|
Post by Admin on May 11, 2018 18:47:39 GMT -6
|
|
|
Post by vitugglan on May 12, 2018 2:39:27 GMT -6
A lot of teasing, not much trailer.
|
|
|
Post by Admin on May 12, 2018 10:18:00 GMT -6
Kinda how Disney is. I think they even refused to release the novelizations for their Star Wars movies until after the film's opening weekend.
|
|
|
Post by vitugglan on May 14, 2018 8:10:01 GMT -6
Well, that I can see, but I need a little more to decide if it's worth my valuable time.
|
|
|
Post by Admin on May 14, 2018 14:33:06 GMT -6
Except that most other studios don't simply because the novelization is -- more often than not -- created from an earlier version of either the screenplay and/or shooting script.
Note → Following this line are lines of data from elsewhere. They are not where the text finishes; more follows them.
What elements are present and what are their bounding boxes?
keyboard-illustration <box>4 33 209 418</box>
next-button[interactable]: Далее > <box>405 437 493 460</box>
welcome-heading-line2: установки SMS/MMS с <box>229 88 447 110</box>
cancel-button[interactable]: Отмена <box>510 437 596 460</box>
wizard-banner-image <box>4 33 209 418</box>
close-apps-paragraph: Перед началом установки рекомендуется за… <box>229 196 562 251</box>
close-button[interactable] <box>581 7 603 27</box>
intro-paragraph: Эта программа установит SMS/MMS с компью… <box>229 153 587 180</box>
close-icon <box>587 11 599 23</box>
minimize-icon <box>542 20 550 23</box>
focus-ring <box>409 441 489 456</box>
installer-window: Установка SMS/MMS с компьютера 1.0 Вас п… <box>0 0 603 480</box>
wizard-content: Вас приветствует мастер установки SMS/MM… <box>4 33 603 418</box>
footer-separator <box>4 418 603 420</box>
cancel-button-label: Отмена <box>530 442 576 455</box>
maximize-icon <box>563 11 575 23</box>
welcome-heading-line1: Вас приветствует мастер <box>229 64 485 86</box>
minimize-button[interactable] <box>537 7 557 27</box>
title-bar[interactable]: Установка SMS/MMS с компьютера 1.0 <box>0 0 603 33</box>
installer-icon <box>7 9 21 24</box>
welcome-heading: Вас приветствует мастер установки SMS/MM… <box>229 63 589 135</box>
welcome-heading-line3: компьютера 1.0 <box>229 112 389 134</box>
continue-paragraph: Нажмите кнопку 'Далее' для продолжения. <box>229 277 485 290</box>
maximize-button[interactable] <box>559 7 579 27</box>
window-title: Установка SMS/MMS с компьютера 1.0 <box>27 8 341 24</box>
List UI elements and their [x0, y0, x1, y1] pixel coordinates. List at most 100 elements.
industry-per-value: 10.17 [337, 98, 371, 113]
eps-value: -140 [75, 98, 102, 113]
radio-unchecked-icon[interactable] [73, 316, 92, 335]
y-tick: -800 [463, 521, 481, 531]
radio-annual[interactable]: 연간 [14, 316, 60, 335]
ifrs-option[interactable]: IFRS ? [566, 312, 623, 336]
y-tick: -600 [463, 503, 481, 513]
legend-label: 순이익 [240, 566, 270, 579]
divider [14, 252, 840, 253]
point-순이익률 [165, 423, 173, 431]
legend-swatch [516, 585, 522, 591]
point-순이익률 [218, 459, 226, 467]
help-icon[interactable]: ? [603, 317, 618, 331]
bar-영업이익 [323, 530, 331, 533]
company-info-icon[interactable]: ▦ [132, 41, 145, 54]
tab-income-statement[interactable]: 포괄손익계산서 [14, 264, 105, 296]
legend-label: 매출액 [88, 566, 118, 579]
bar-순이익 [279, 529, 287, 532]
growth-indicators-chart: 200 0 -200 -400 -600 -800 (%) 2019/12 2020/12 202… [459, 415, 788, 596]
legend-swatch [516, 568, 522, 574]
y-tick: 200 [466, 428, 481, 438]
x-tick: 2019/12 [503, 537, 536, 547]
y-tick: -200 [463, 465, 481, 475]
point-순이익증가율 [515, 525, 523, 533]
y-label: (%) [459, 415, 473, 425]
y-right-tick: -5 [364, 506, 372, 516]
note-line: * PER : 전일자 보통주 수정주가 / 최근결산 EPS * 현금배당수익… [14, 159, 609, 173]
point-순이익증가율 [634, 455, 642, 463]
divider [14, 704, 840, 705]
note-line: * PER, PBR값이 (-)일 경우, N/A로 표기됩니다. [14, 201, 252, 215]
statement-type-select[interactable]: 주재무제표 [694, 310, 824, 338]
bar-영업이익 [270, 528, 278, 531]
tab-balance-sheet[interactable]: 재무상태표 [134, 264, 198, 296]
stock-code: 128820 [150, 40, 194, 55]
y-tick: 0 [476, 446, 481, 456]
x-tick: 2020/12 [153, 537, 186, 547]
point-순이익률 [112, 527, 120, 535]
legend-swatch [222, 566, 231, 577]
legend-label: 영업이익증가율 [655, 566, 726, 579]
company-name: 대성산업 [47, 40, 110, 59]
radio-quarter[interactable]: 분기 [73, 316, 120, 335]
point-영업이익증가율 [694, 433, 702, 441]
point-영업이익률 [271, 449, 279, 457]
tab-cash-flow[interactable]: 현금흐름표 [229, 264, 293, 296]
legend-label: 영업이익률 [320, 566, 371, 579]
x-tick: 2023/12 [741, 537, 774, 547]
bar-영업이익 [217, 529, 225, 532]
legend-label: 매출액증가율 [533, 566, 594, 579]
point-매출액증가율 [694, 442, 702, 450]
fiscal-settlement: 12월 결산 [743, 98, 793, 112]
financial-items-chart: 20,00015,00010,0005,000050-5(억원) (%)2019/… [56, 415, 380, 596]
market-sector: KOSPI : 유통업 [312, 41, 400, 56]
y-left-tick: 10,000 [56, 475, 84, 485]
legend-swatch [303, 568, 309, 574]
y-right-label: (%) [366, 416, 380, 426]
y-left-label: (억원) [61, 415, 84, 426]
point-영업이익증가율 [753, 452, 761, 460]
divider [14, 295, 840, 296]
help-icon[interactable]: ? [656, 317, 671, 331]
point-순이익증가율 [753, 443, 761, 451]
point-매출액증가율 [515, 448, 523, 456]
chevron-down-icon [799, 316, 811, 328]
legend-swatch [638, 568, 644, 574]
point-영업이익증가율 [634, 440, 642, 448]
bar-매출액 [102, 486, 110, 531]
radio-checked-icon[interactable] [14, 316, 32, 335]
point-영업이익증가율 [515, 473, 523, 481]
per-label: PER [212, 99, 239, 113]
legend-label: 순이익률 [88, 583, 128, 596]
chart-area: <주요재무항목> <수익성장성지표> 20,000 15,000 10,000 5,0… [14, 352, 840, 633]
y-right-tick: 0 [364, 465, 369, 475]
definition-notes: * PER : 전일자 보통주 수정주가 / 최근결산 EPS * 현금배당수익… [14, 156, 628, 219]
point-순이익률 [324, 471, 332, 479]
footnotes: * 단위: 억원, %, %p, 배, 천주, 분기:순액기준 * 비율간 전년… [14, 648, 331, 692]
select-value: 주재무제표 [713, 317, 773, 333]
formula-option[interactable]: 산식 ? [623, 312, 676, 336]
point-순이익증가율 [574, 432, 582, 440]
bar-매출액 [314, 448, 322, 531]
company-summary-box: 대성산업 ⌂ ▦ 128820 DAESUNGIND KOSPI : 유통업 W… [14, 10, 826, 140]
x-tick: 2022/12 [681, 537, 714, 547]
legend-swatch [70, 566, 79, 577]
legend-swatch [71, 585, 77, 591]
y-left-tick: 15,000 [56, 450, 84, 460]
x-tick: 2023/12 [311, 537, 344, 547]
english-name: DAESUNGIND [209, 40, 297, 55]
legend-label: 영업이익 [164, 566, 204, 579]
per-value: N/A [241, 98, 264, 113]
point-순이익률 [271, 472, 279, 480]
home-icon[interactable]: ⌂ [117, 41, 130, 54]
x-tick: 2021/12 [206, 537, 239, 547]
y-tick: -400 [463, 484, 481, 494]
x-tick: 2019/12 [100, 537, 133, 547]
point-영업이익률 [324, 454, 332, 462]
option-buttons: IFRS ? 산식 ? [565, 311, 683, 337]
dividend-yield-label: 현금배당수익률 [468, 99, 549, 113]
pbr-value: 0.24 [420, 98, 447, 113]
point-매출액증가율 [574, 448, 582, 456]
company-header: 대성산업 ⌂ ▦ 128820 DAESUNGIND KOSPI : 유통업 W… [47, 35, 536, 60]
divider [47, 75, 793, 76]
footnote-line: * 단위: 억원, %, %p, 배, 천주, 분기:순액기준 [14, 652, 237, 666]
Case in point, the second Bryan Singer X-Men movie novelization. I sat in the theater absolutely gobsmacked at her fate because it wasn't in the novelization that I had bought, and read, three weeks before the movie came out.
|
|
|
Post by vitugglan on May 15, 2018 5:37:15 GMT -6
I think that's common. When I think of novelizations I think of the one for Indiana Jones and the Temple of Doom. It was so expressive, with Indy thinking how the snake was his brother. Didn't come across in the movie quite that way though we did see that he was okay with snakes.